Direção: Jean Calmon Modenesi.

Elenco: Alanna Olívia (Fedra), Fernando Queiroz dos Santos Moraes (Teseu),  Breno Héber Gomes (Hipólito) e Samara Rocha (Arícia).

Duração: 40 minutos.

Quando: quinta (11) e sexta (12), às 19h30.

Onde: Centro Cultural Sesc Glória, Avenida Jerônimo Monteiro, 428, Centro, Vitória. Telefone: (27) 3232-4750.
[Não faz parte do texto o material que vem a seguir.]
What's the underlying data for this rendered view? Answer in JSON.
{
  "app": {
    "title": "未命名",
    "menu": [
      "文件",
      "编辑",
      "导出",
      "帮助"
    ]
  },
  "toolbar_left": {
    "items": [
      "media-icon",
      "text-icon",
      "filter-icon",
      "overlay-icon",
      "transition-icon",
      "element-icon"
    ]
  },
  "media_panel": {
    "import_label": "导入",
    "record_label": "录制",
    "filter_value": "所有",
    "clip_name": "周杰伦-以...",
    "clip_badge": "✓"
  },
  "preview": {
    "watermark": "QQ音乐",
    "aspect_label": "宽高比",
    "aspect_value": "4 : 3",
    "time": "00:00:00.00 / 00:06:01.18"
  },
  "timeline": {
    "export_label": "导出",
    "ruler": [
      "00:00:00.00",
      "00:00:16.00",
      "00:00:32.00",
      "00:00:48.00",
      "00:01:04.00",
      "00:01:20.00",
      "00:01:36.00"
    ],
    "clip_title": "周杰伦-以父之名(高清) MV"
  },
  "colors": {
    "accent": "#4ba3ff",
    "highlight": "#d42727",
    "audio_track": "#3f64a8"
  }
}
Ingresso: R$ 20 (inteira) e R$ 10 (meia)

Pontos de venda: na bilheteria ou no site do Centro Cultural Sesc Glória

Temporada: dias 20, 27 e 28 de agosto, às 19h30, na Casa da Música Sônia Cabral (Cidade Alta, ao lado do Palácio Anchieta, Vitória). Ingressos: R$ 24 (inteira) e R$ 12 (meia). Entrada franca para estudantes da Fafi e da Fames, bem como professores das redes públicas e privada de ensino, que apresentarem as carteiras de suas respectivas instituições. No dia 28 de agosto, a entrada é gratuita para o público em geral.